II.  Les questions en litige et la norme de contrôle

[5]  La SPR a conclu que la discrimination et le harcèlement dont les demandeurs ont été victimes n’équivalaient pas à de la persécution. Elle a également conclu que les demandeurs n’avaient pas réfuté la présomption de protection de l’État. Les demandeurs contestent les deux conclusions au motif qu’elles sont déraisonnables.

[6]  Il existe désormais une présomption selon laquelle la norme de contrôle applicable aux décisions administratives est celle de la décision raisonnable : Canada (Ministre de la Citoyenneté et de l’Immigration) c Vavilov, 2019 CSC 65 [Vavilov], au par. 10. La présomption peut être réfutée lorsque le législateur indique qu’il souhaite l’application d’une norme différente ou que la primauté du droit commande l’application de la norme de la décision correcte. Aucune de ces situations ne s’applique en l’espèce. La norme de contrôle applicable à la décision de la SPR est celle de la décision raisonnable.

III.  La décision de la SPR

[7]  La SPR a accepté l’identité des demandeurs et a examiné les allégations selon lesquelles la discrimination dont ils ont été victimes équivalait à de la persécution et les avait incités à demander l’asile parce qu’ils croyaient qu’ils ne pourraient bénéficier de la protection de l’État.

[8]  La SPR a d’abord souligné que la question à trancher consistait à savoir si la persécution alléguée par les demandeurs menaçait de façon importante leurs droits fondamentaux de la personne.

[9]  La SPR a examiné s’il existait une preuve de persécution en examinant les allégations de discrimination en matière d’emploi, de logement et d’éducation et a conclu que le traitement antérieur subi par les demandeurs n’était pas assimilable à de la persécution.

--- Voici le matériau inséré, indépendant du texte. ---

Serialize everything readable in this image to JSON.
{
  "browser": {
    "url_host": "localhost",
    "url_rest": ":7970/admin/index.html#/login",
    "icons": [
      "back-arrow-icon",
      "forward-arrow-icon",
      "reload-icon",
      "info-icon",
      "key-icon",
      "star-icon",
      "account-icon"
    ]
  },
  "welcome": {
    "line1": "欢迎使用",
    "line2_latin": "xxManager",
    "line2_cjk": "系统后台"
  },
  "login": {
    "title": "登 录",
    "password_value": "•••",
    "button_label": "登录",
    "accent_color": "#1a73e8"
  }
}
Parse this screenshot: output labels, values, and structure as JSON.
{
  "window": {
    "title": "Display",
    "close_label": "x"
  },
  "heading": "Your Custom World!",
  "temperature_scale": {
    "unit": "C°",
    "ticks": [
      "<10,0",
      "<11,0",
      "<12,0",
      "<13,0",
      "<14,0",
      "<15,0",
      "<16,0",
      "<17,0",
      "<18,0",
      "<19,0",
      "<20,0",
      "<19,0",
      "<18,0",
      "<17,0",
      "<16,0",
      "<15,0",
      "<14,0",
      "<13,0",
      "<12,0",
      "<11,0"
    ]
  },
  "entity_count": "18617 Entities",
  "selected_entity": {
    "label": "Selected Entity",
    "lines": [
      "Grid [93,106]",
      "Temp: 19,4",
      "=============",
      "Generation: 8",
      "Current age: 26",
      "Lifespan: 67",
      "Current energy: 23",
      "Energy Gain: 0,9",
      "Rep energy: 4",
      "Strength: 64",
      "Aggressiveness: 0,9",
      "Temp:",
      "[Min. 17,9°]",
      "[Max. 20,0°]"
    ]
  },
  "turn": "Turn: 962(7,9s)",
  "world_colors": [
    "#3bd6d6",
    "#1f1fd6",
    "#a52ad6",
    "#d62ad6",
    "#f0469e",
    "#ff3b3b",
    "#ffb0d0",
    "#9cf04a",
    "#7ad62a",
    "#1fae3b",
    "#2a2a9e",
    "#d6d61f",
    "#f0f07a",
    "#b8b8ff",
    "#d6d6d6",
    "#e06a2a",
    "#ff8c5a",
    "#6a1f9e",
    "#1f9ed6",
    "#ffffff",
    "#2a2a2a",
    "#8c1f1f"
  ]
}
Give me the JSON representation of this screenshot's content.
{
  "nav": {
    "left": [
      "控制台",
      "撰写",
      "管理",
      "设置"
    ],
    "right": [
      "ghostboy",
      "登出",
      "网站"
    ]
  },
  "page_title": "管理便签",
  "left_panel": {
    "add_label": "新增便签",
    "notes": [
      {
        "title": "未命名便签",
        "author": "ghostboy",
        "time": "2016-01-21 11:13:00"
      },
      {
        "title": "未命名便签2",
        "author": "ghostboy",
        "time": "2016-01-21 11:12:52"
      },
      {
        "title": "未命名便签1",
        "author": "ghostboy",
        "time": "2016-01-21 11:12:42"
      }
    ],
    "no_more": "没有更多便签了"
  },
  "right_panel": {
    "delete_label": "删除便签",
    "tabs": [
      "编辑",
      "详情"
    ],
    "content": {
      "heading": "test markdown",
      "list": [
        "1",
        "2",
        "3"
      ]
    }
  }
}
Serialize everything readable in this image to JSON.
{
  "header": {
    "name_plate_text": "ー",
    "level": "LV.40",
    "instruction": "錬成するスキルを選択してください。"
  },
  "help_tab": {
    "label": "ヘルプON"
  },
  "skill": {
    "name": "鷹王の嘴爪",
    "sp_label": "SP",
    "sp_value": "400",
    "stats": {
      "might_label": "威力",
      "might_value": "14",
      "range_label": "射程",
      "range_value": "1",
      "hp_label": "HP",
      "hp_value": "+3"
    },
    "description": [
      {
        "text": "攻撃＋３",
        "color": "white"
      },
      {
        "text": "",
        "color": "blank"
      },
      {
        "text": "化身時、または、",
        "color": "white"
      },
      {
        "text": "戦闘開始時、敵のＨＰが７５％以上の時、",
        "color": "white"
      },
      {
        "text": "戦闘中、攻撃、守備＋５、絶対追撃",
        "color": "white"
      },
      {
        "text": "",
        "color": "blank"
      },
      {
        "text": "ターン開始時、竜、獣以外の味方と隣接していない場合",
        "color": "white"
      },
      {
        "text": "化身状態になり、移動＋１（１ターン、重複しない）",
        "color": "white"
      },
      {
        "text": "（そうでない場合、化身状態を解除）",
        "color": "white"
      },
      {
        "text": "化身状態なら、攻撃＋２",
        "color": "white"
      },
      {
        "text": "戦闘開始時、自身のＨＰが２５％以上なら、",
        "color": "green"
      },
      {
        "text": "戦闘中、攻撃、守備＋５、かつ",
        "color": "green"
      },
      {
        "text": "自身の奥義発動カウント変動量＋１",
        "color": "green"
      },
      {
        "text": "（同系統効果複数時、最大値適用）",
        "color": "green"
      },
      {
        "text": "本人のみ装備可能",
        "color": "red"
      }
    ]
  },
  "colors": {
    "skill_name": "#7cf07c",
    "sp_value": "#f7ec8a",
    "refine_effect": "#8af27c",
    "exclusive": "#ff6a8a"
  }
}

[10]  La SPR a également conclu que la Hongrie offrait une protection adéquate aux demandeurs.

IV.  Analyse

A.  Le contrôle selon la norme de la décision raisonnable

[11]  Dans l’arrêt Société canadienne des postes c Syndicat des travailleurs et travailleuses des postes, 2019 CSC 67, qui a été publié le lendemain de l’arrêt Vavilov, la Cour suprême a donné d’autres indications sur le contrôle du caractère raisonnable. Ce faisant, elle a cité l’arrêt Vavilov pour expliquer les éléments examinés dans le cadre de ce contrôle :

Dans les cas où des motifs s’imposent, le décideur doit également, au moyen de ceux‑ci, justifier sa décision auprès des personnes auxquelles elle s’applique […] Si des motifs sont communiqués, mais que ceux‑ci ne justifient pas la décision de manière transparente et intelligible […] la décision sera déraisonnable. Vavilov, aux par. 86 et 136.

[12]  La Cour suprême a relevé deux catégories de lacunes fondamentales qui rendent une décision déraisonnable : 1) le manque de logique interne du raisonnement du décideur et 2) le caractère indéfendable de la décision « compte tenu des contraintes factuelles et juridiques pertinentes qui ont une incidence sur [elle] » : Vavilov, au par. 101.

B.  La persécution et la protection de l’État

[13]  Tout au long de sa décision, la SPR cite des décisions de notre Cour et d’autres tribunaux au sujet des principes applicables à la protection de l’État et à la persécution. La décision de la SPR comporte de longues notes de bas de page et, dans certains cas, des renvois au rapport national du Département d’État des États‑Unis sur les pratiques en matière de droits de la personne en Hongrie, qui fait partie du cartable national de documentation (CND) sur la Hongrie daté du 31 août 2018. Ce rapport semble être le seul document source consulté hormis des textes législatifs.

[14]  La SPR a examiné la discrimination dont les demandeurs ont été victimes et a conclu que, même si cette discrimination avait menacé leur qualité de vie en Hongrie, elle n’avait pas menacé leurs droits fondamentaux. La SPR a également conclu que, même si les Roms faisaient l’objet de discrimination en Hongrie, la preuve documentaire n’établissait pas que l’ensemble de la population rom était victime de persécution.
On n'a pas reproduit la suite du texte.